We met in a writing seminar I moderate at the University of Dayton Osher Life-Long Learning Institute (UDOLLI). The purpose of the six-week class is for each person to complete one life story. Life-long learning programs are designed for people over fifty, usually meet once a week for two hours, and are not graded. It is learning for the pure joy of learning. Most of the classes are at the university as another stated purpose is to build community and connection.
During the six weeks we cover what makes a good story, how to listen and respond to another’s piece, and some basic revision and editing skills. Sharing personal experiences fosters deep connection. We celebrate by publishing the stories into a book that writers share with their families and friends. UDOLLI recognizes the writers at an evening community event where writers read from their work.
We seven decided to keep meeting after the seminar ended, rotating among our homes weekly. The goal was to keep writing and encouraging one another. Once the shelter-in-place order came and face-to-face gatherings were out, we decided to try meeting weekly on Zoom.
This has been a blessing to us all. Sometimes for the first twenty minutes of our hour and a half session, we just talk about COVID-19 and how it is affecting us and our families. We talk about loneliness and isolation. We talk about the lack of physical connection. We talk about strategies we are each using to make the best of a distressing and frightening situation. It is a relief to just get all that out. It is soothing to see one another’s faces and a source of joy to turn to our writing.
We write poetry, memoir, fiction, and personal essay. Sometimes we write to a prompt. Sometimes people share from a journal or work in progress. Work is emailed ahead or screen shared during the session. We usually read from our work. The time flies by.

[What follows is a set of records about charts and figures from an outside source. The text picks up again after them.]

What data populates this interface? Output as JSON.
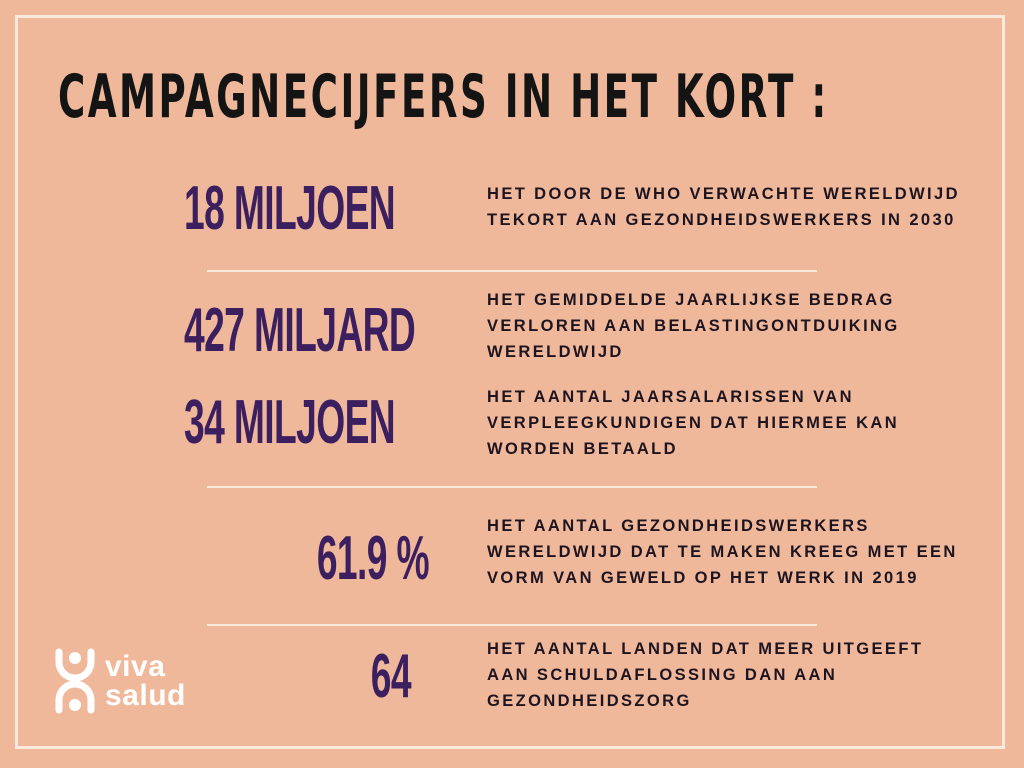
{
  "title": "CAMPAGNECIJFERS IN HET KORT :",
  "stats": [
    {
      "value": "18 MILJOEN",
      "description": "HET DOOR DE WHO VERWACHTE WERELDWIJD TEKORT AAN GEZONDHEIDSWERKERS IN 2030"
    },
    {
      "value": "427 MILJARD",
      "description": "HET GEMIDDELDE JAARLIJKSE BEDRAG VERLOREN AAN BELASTINGONTDUIKING WERELDWIJD"
    },
    {
      "value": "34 MILJOEN",
      "description": "HET AANTAL JAARSALARISSEN VAN VERPLEEGKUNDIGEN DAT HIERMEE KAN WORDEN BETAALD"
    },
    {
      "value": "61.9 %",
      "description": "HET AANTAL GEZONDHEIDSWERKERS WERELDWIJD DAT TE MAKEN KREEG MET EEN VORM VAN GEWELD OP HET WERK IN 2019"
    },
    {
      "value": "64",
      "description": "HET AANTAL LANDEN DAT MEER UITGEEFT AAN SCHULDAFLOSSING DAN AAN GEZONDHEIDSZORG"
    }
  ],
  "logo": {
    "line1": "viva",
    "line2": "salud"
  },
  "colors": {
    "background": "#f0b89a",
    "accent": "#3b1f5e",
    "frame": "#fbe9dd"
  }
}
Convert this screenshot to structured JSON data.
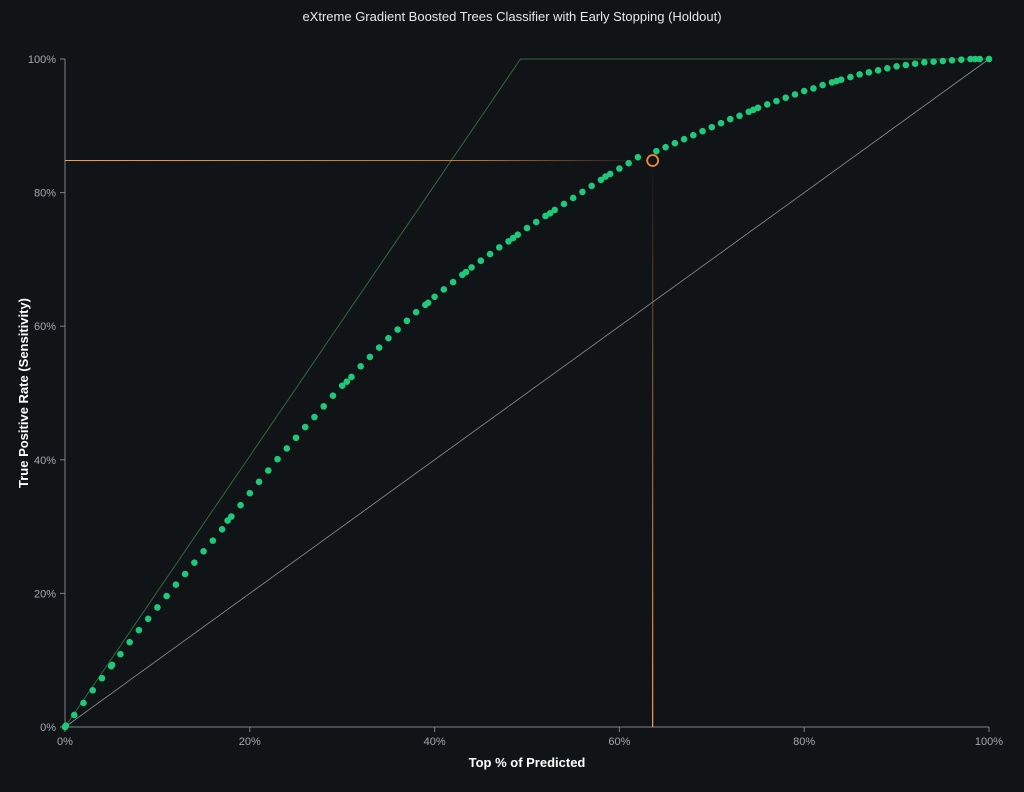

I believe most of us end the call inspired and ready to write more.
To our pride, we already have had three publications during the pandemic: one acceptance into the very competitive Chicken Soup for the Soul books, a chapter in a nonfiction book on life coaching, and an essay in a literary Zine.
One of our members has a personal connection to a library that is archiving works written during the pandemic. They accept journal entries, poetry, essays, blog posts, pretty much anything done during this time. We are gathering our writing into one file to be archived as the work of the Legacy Writers. What a delight!
Perhaps the best thing about our Zoom meetings is how much we all treasure them. They flame our passion for writing and nurture us as a community that supports and encourages one another.
Prior to the isolation, I doubt any of us would have proposed to meet online. We loved our roving home sessions. I think we will all enjoy meeting in person again some time in the future. For now we will maintain our deep connection and foster our passion for writing via Zoom. We seven Legacy Writers continue to write, to share our life stories, and to support one another’s creative pursuits. Achieving this online is an unexpected but well received benefit of the pandemic. I am grateful for that.